Highlights
- A 2026 Energy Policy study finds China's rare earth export volumes respond differently to oil price uncertainty depending on global conditions:
- Contracting during COVID-era disruptions
- Expanding during geopolitical conflicts like Russia–Ukraine
- Using bootstrap rolling-window Granger causality on 2012–2024 data, researchers show the relationship is time-varying and bidirectional, meaning rare earth export changes can also predict oil market volatility.
- For supply chain managers, the findings underscore that energy volatility and geopolitical shocks create regime-specific rare earth export risks, especially critical given China's ~90% processing monopoly in separation and magnets.
A January 2026 paper (opens in a new tab) in Energy Policy by Zhengzheng Li and Shenyu Liu, with Oana-Ramona Lobonț, asks a timely question: when oil markets become unpredictable, does China’s rare earth export behavior act like an accelerator—or a brake? Using monthly data (2012–July 2024), the authors report a time-varying relationship: oil price uncertainty sometimes coincides with higher Chinese rare earth export volumes, and sometimes with lower volumes—depending on the global regime (pandemic vs. conflict-driven shocks).
The authors are affiliated with the School of Economics, Qingdao University, Qingdao, China, City University of Macau, Macau, as well as West University of Timisoara, Timisoara, Romania.
Study Method
The team uses a bootstrap rolling-window Granger causality framework. Translation: they repeatedly test whether past movements in an “oil uncertainty” index help predict changes in China’s rare earth export amount (and vice versa), while allowing the relationship to change over time instead of assuming one fixed link for the whole decade.
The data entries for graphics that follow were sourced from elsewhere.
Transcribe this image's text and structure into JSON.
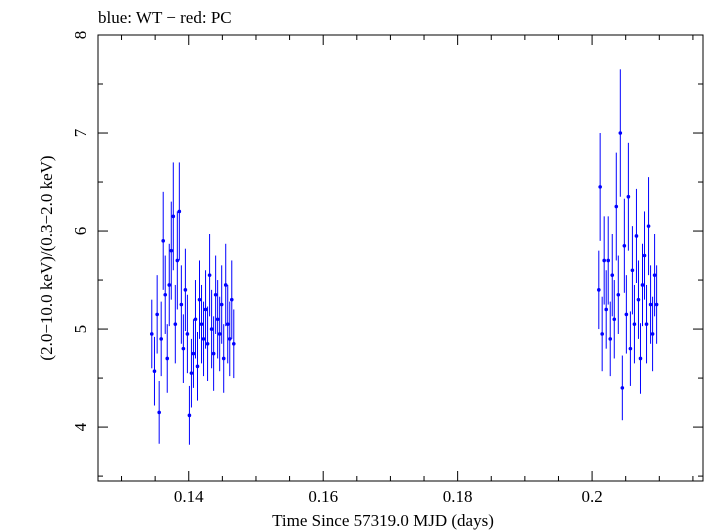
{
  "chart_data": {
    "type": "scatter",
    "title": "blue: WT − red: PC",
    "xlabel": "Time Since 57319.0 MJD (days)",
    "ylabel": "(2.0−10.0 keV)/(0.3−2.0 keV)",
    "xlim": [
      0.1265,
      0.2165
    ],
    "ylim": [
      3.45,
      8.0
    ],
    "x_ticks": [
      0.14,
      0.16,
      0.18,
      0.2
    ],
    "x_tick_labels": [
      "0.14",
      "0.16",
      "0.18",
      "0.2"
    ],
    "y_ticks": [
      4,
      5,
      6,
      7,
      8
    ],
    "y_tick_labels": [
      "4",
      "5",
      "6",
      "7",
      "8"
    ],
    "grid": false,
    "series": [
      {
        "name": "WT",
        "color": "#0000ff",
        "points": [
          {
            "x": 0.1345,
            "y": 4.95,
            "err": 0.35
          },
          {
            "x": 0.1349,
            "y": 4.57,
            "err": 0.35
          },
          {
            "x": 0.1353,
            "y": 5.15,
            "err": 0.4
          },
          {
            "x": 0.1356,
            "y": 4.15,
            "err": 0.32
          },
          {
            "x": 0.1359,
            "y": 4.9,
            "err": 0.38
          },
          {
            "x": 0.1362,
            "y": 5.9,
            "err": 0.5
          },
          {
            "x": 0.1365,
            "y": 5.35,
            "err": 0.4
          },
          {
            "x": 0.1368,
            "y": 4.7,
            "err": 0.35
          },
          {
            "x": 0.1371,
            "y": 5.45,
            "err": 0.42
          },
          {
            "x": 0.1374,
            "y": 5.8,
            "err": 0.5
          },
          {
            "x": 0.1377,
            "y": 6.15,
            "err": 0.55
          },
          {
            "x": 0.138,
            "y": 5.05,
            "err": 0.4
          },
          {
            "x": 0.1383,
            "y": 5.7,
            "err": 0.5
          },
          {
            "x": 0.1386,
            "y": 6.2,
            "err": 0.5
          },
          {
            "x": 0.1389,
            "y": 5.25,
            "err": 0.4
          },
          {
            "x": 0.1392,
            "y": 4.8,
            "err": 0.35
          },
          {
            "x": 0.1395,
            "y": 5.4,
            "err": 0.42
          },
          {
            "x": 0.1398,
            "y": 4.95,
            "err": 0.4
          },
          {
            "x": 0.1401,
            "y": 4.12,
            "err": 0.3
          },
          {
            "x": 0.1404,
            "y": 4.55,
            "err": 0.35
          },
          {
            "x": 0.1407,
            "y": 4.75,
            "err": 0.35
          },
          {
            "x": 0.141,
            "y": 5.1,
            "err": 0.4
          },
          {
            "x": 0.1413,
            "y": 4.62,
            "err": 0.35
          },
          {
            "x": 0.1416,
            "y": 5.3,
            "err": 0.4
          },
          {
            "x": 0.1419,
            "y": 5.05,
            "err": 0.4
          },
          {
            "x": 0.1422,
            "y": 4.9,
            "err": 0.38
          },
          {
            "x": 0.1425,
            "y": 5.2,
            "err": 0.4
          },
          {
            "x": 0.1428,
            "y": 4.85,
            "err": 0.38
          },
          {
            "x": 0.1431,
            "y": 5.55,
            "err": 0.42
          },
          {
            "x": 0.1434,
            "y": 5.0,
            "err": 0.4
          },
          {
            "x": 0.1437,
            "y": 4.75,
            "err": 0.38
          },
          {
            "x": 0.144,
            "y": 5.35,
            "err": 0.4
          },
          {
            "x": 0.1443,
            "y": 5.1,
            "err": 0.4
          },
          {
            "x": 0.1446,
            "y": 4.95,
            "err": 0.38
          },
          {
            "x": 0.1449,
            "y": 5.25,
            "err": 0.4
          },
          {
            "x": 0.1452,
            "y": 4.7,
            "err": 0.35
          },
          {
            "x": 0.1455,
            "y": 5.45,
            "err": 0.42
          },
          {
            "x": 0.1458,
            "y": 5.05,
            "err": 0.4
          },
          {
            "x": 0.1461,
            "y": 4.9,
            "err": 0.38
          },
          {
            "x": 0.1464,
            "y": 5.3,
            "err": 0.4
          },
          {
            "x": 0.1467,
            "y": 4.85,
            "err": 0.35
          },
          {
            "x": 0.201,
            "y": 5.4,
            "err": 0.4
          },
          {
            "x": 0.2012,
            "y": 6.45,
            "err": 0.55
          },
          {
            "x": 0.2015,
            "y": 4.95,
            "err": 0.38
          },
          {
            "x": 0.2018,
            "y": 5.7,
            "err": 0.45
          },
          {
            "x": 0.2021,
            "y": 5.2,
            "err": 0.4
          },
          {
            "x": 0.2024,
            "y": 5.7,
            "err": 0.45
          },
          {
            "x": 0.2027,
            "y": 4.9,
            "err": 0.38
          },
          {
            "x": 0.203,
            "y": 5.55,
            "err": 0.42
          },
          {
            "x": 0.2033,
            "y": 5.1,
            "err": 0.4
          },
          {
            "x": 0.2036,
            "y": 6.25,
            "err": 0.55
          },
          {
            "x": 0.2039,
            "y": 5.35,
            "err": 0.4
          },
          {
            "x": 0.2042,
            "y": 7.0,
            "err": 0.65
          },
          {
            "x": 0.2045,
            "y": 4.4,
            "err": 0.33
          },
          {
            "x": 0.2048,
            "y": 5.85,
            "err": 0.48
          },
          {
            "x": 0.2051,
            "y": 5.15,
            "err": 0.4
          },
          {
            "x": 0.2054,
            "y": 6.35,
            "err": 0.55
          },
          {
            "x": 0.2057,
            "y": 4.8,
            "err": 0.38
          },
          {
            "x": 0.206,
            "y": 5.6,
            "err": 0.45
          },
          {
            "x": 0.2063,
            "y": 5.05,
            "err": 0.4
          },
          {
            "x": 0.2066,
            "y": 5.95,
            "err": 0.48
          },
          {
            "x": 0.2069,
            "y": 5.3,
            "err": 0.4
          },
          {
            "x": 0.2072,
            "y": 4.7,
            "err": 0.36
          },
          {
            "x": 0.2075,
            "y": 5.45,
            "err": 0.42
          },
          {
            "x": 0.2078,
            "y": 5.75,
            "err": 0.45
          },
          {
            "x": 0.2081,
            "y": 5.05,
            "err": 0.4
          },
          {
            "x": 0.2084,
            "y": 6.05,
            "err": 0.5
          },
          {
            "x": 0.2087,
            "y": 5.25,
            "err": 0.4
          },
          {
            "x": 0.209,
            "y": 4.95,
            "err": 0.38
          },
          {
            "x": 0.2093,
            "y": 5.55,
            "err": 0.42
          },
          {
            "x": 0.2096,
            "y": 5.25,
            "err": 0.4
          }
        ]
      }
    ]
  }
}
IDEAS/RePEc+1 (opens in a new tab)
Their “oil price uncertainty (OPU)” measure is drawn from a well-known news-text-based approach (built from article counts across major newspapers).
Key Findings: Two Worlds, Two Directions
1) Pandemic era = uncertainty chills exports.
The paper finds a negative relationship during a COVID-era window (mid-2020): oil uncertainty rose while rare earth exports weakened—consistent with investment pullbacks and disrupted industrial activity.
2) Conflict era = uncertainty elevates “strategic materials.”
From mid-2022 into mid-2024, the study reports a positive relationship, arguing that geopolitical shocks (e.g., Russia–Ukraine; Israel–Hamas) raised both oil uncertainty and the perceived strategic value of rare earths—supporting higher export volumes in parts of that period.
3) Feedback loop—rare earth exports can predict oil uncertainty, too.
The authors also report windows where changes in export volumes appear to “Granger-cause” shifts in oil uncertainty, except during certain U.S.–China tension periods.
Why REEx Readers Should Care: The Processing Monopolist Still Has a Volume Lever
This study matters because China is not just a miner—it is the system’s processing choke point, often estimated at approximately 90% of separation/processing and similarly dominant in magnets.
If exports move with oil uncertainty in regime-specific ways, then “energy volatility” becomes another variable that can amplify downstream pricing risk—especially for EVs, wind, robotics, and defense supply chains.
Limitations and the Controversy Zone
- Granger causality is not true causation. It shows predictive timing, not proof that oil uncertainty causes export decisions (policy, quotas, enforcement, inventories, and industrial demand can drive both).
- Exports are measured as “amount,” not product mix. Volume can rise while value or criticality falls (light vs. heavy REEs; oxides vs. magnets).
- Narrative attribution is partly interpretive. Linking specific conflicts to specific export behaviors can drift into post-hoc storytelling unless independently validated against policy documents and customs microdata.
Bottom Line
The paper’s core contribution is not a single headline result—it’s the warning that rare earth export behavior is regime-dependent, and oil-market turbulence may coincide with meaningful shifts in China’s export “dial.” For investors, that is one more reason to model rare earth risk as a geopolitical-energy-finance bundle, not a standalone commodity chart.
Citation: Li, Z., Liu, S., & Lobonț, O-R. (2026). Oil price uncertainty and China’s rare earth exports: Driver or constraint? Energy Policy, 208, 114890. DOI: 10.1016/j.enpol.2025.114890.